Without thoughtful leadership and close partnership between engineering and QA leaders, teams will inevitably push for more comprehensive testing. It’s simply a result of how the incentives are structured.

The Trust Problem: When Tests Become Noise

The fundamental issue with overtesting is that it destroys trust in your test suite. Quality assurance is ultimately about emotion—it’s about feeling assured that your application works as intended. When your test suite regularly produces false positives, that assurance evaporates.

Here’s what typically happens: most test failures aren’t actually indicating broken functionality. In our experience, roughly 9 out of 10 test failures occur because the application changed in some way that broke the test, not because the underlying feature is broken. Maybe the sign-up flow got a new field, or a button moved, or the API response format changed slightly.

Teams quickly learn this pattern, and failing tests get dismissed with “Oh, that works fine, the test just needs updating. We’ll fix it later.” But “later” rarely comes, and complacency sets in. Tests become background noise rather than reliable signals.

This is dangerous. We’ve seen countless organizations experience major outages in features that were supposedly covered by automated tests. How is this possible? Earlier, those tests had become flaky and were being routinely ignored. The team had accepted that “tests break sometimes” and learned to work around unreliable signals. When the feature actually broke, the test failure looked identical to all the previous false alarms.

The Snowplow Principle: Test What Matters

Think about your application like a town after a snowfall. Which roads do you clear first? The main arterial routes that keep the town functioning. Next, you clear important side streets that connect to key locations. The tiny residential lanes might never get plowed at all—and that’s perfectly fine.

Your test suite should follow the same prioritization. Thoroughly test the main user flows that define your product’s core value. Test the critical paths that, if broken, would prevent you from shipping. But resist the urge to test every edge case and minor feature.

The key question to cut through the noise is simple: What would block a release if it weren’t working?

This might seem like too high a bar, but consider this: we’ve almost never encountered a team suffering from QA problems because they had too few tests. The pattern is overwhelmingly the opposite—companies drowning in too many tests, with test failures routinely ignored and test suites considered untrustworthy.

Building Reliable Test Signal

Your goal should be for your test suite to serve as the definitive source of truth about whether your application is ready to ship. If tests pass, you should feel confident releasing. If tests fail, you shouldn’t release until they’re fixed—even if you suspect the test itself is broken rather than the underlying functionality.

This only works if you maintain an incredibly high bar for what gets tested. Every test in your suite should be worth fixing before release. If you find yourself routinely skipping or ignoring certain test failures, those tests shouldn’t exist.

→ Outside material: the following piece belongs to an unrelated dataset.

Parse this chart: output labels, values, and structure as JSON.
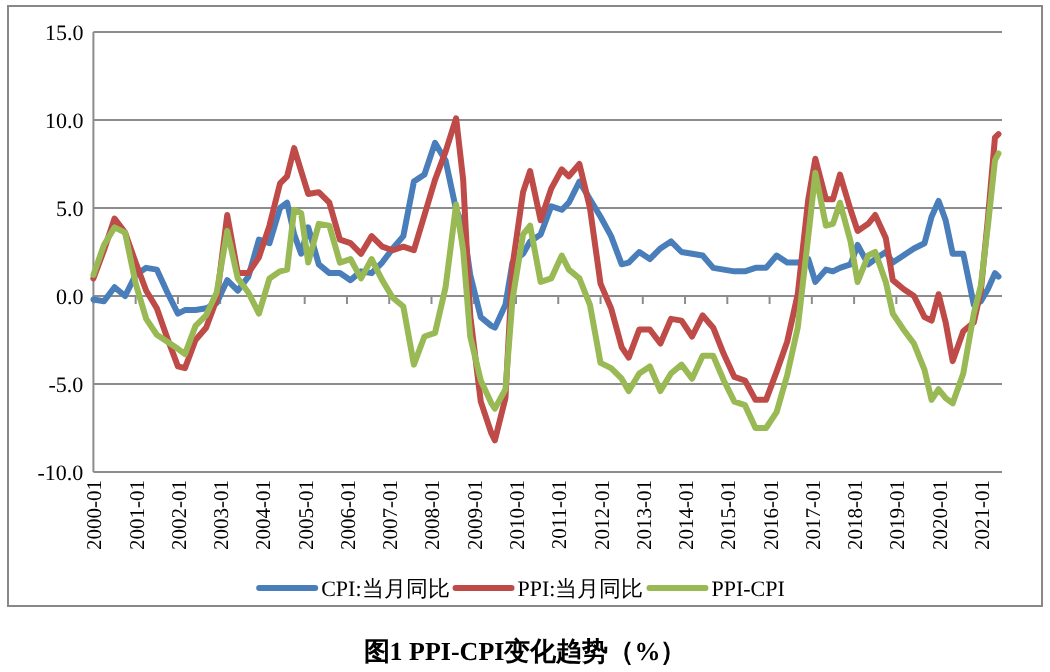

The complementary solution is choosing testing technology with lower maintenance costs. In the age of AI, look for tools that can automatically maintain tests as your application evolves, only failing when there’s truly a problem worth investigating.

The Path Forward

The solution to test debt isn’t more sophisticated testing strategies or better test maintenance processes—it’s disciplined restraint in what you choose to test. Focus on the main thoroughfares of your application. Test what matters. Ignore what doesn’t.

Your customers don’t care if every edge case is bulletproof. They care that your core product works reliably. Your engineering team doesn’t need perfect test coverage. They need trustworthy signals about when it’s safe to ship.

By testing less but testing better, you’ll build the assurance that quality processes are meant to provide: confidence that when your tests pass, your product is ready for the world.